Mourning Becomes Electra Literary Elements

Genre

Drama

Language

English

Setting and Context

April 1865, just after the Civil War ends

Narrator and Point of View

Third-person omniscient in the stage directions and descriptions

Tone and Mood

Tone: Tense, strident, demanding, threatening, hopeless
Mood: Brooding, distressed, foreboding, vengeful, moody, morose

Protagonist and Antagonist

There is no single protagonist or antagonist; Orin, Lavinia, Christine, and Ezra are both/neither.

Major Conflict

There seem to be several, but the overarching one is whether or not Lavinia and Orin will escape the clutches of the Mannon curse.

Climax

The anguished and guilt-ridden Orin, after having sexually propositioned his sister, realizes how far he has sunk and kills himself with his own pistol.

Foreshadowing

-Seth remarks of Brant, "I'd think it was David's ghost comin' home" (240), which foreshadows what we learn of Brant's identity
-Christine says to Brant before she leaves him, "Oh!
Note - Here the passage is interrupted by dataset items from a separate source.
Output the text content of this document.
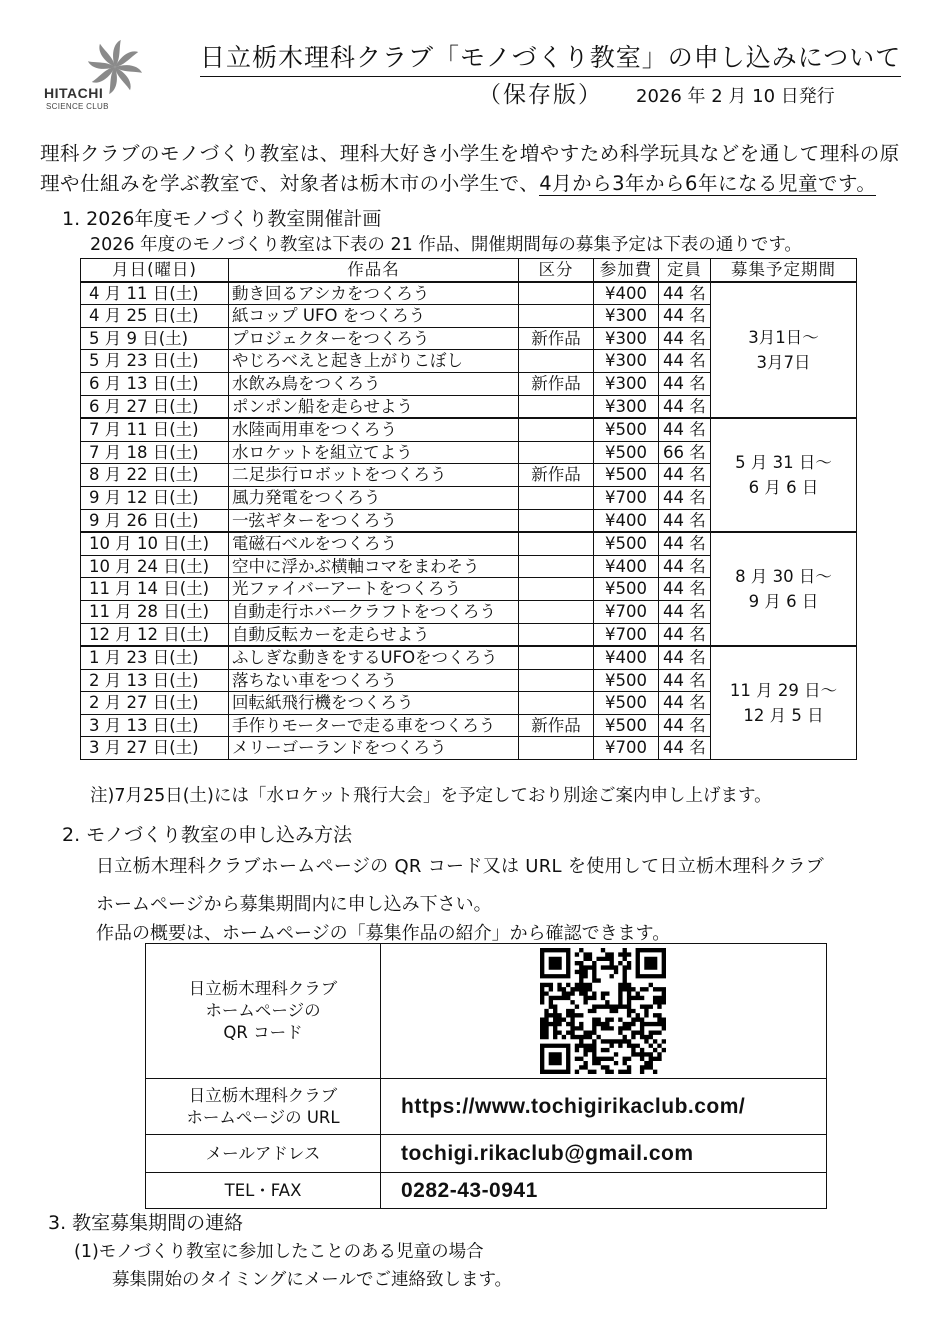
HITACHI
SCIENCE CLUB
日立栃木理科クラブ「モノづくり教室」の申し込みについて
（保存版） 2026 年 2 月 10 日発行
理科クラブのモノづくり教室は、理科大好き小学生を増やすため科学玩具などを通して理科の原
理や仕組みを学ぶ教室で、対象者は栃木市の小学生で、4月から3年から6年になる児童です。
1. 2026年度モノづくり教室開催計画
2026 年度のモノづくり教室は下表の 21 作品、開催期間毎の募集予定は下表の通りです。
月日(曜日)	作品名	区分	参加費	定員	募集予定期間
4 月 11 日(土)	動き回るアシカをつくろう		¥400	44 名	3月1日～
3月7日

4 月 25 日(土)	紙コップ UFO をつくろう		¥300	44 名	
5 月 9 日(土)	プロジェクターをつくろう	新作品	¥300	44 名	
5 月 23 日(土)	やじろべえと起き上がりこぼし		¥300	44 名	
6 月 13 日(土)	水飲み鳥をつくろう	新作品	¥300	44 名	
6 月 27 日(土)	ポンポン船を走らせよう		¥300	44 名	
7 月 11 日(土)	水陸両用車をつくろう		¥500	44 名	5 月 31 日～
6 月 6 日

7 月 18 日(土)	水ロケットを組立てよう		¥500	66 名	
8 月 22 日(土)	二足歩行ロボットをつくろう	新作品	¥500	44 名	
9 月 12 日(土)	風力発電をつくろう		¥700	44 名	
9 月 26 日(土)	一弦ギターをつくろう		¥400	44 名	
10 月 10 日(土)	電磁石ベルをつくろう		¥500	44 名	8 月 30 日～
9 月 6 日

10 月 24 日(土)	空中に浮かぶ横軸コマをまわそう		¥400	44 名	
11 月 14 日(土)	光ファイバーアートをつくろう		¥500	44 名	
11 月 28 日(土)	自動走行ホバークラフトをつくろう		¥700	44 名	
12 月 12 日(土)	自動反転カーを走らせよう		¥700	44 名	
1 月 23 日(土)	ふしぎな動きをするUFOをつくろう		¥400	44 名	11 月 29 日～
12 月 5 日

2 月 13 日(土)	落ちない車をつくろう		¥500	44 名	
2 月 27 日(土)	回転紙飛行機をつくろう		¥500	44 名	
3 月 13 日(土)	手作りモーターで走る車をつくろう	新作品	¥500	44 名	
3 月 27 日(土)	メリーゴーランドをつくろう		¥700	44 名	
注)7月25日(土)には「水ロケット飛行大会」を予定しており別途ご案内申し上げます。
2. モノづくり教室の申し込み方法
日立栃木理科クラブホームページの QR コード又は URL を使用して日立栃木理科クラブ
ホームページから募集期間内に申し込み下さい。
作品の概要は、ホームページの「募集作品の紹介」から確認できます。
日立栃木理科クラブ
ホームページの
QR コード

日立栃木理科クラブ
ホームページの URL	https://www.tochigirikaclub.com/
メールアドレス	tochigi.rikaclub@gmail.com
TEL・FAX	0282-43-0941
3. 教室募集期間の連絡
(1)モノづくり教室に参加したことのある児童の場合
募集開始のタイミングにメールでご連絡致します。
I feel so strange—so sad—as if I'd never see you again!" (319); Brant will be killed not long after

Understatement

N/A.

Allusions

-two famous 19th-century songs, "John Brown's Body" and "Shenandoah"
-many historical allusions such as George Washington, Alexander Hamilton, General Lee, Abraham Lincoln, the Mexican-American War, etc.
-Herman Melville's "Typee," a work of travel literature published in 1846

Imagery

See separate "Imagery" section.

Paradox

N/A.

Parallelism

-Lavinia remarks of Lincoln, "It's dreadful he should die just at his moment of victory" (264), which parallels Ezra Mannon's own fate of dying the day after he returns from war
-Critic Doris Alexander notes, "Through a repetition of patterns, O'Neill is able to keep his audience constantly aware that the characters are psychologically trapped. Scenes such as Orin's homecoming, duplicating in its pattern of yearning and jealousy the homecoming of his father..."

Personification

-"I want to find what that wall is marriage put between us!" Ezra (270)
-"The sea hates a coward" Brant (319)

Use of Dramatic Devices

Soliloquy: Lavinia speaks to herself as she watches her mother and father go inside the house to make love
Tragedy: The play is an example of a tragedy, which is unsurprising since it is based on Greek tragedy
Chorus: The townsfolk act as a Greek chorus, commenting on the events without being part of them.
Comic Relief: The Chantyman and Seth provide a modicum of this.
Exposition: Seth provides this for the story of Marie Brantome and the elder Mannons.
Stage direction: O'Neill famously provides a great deal of this in his works.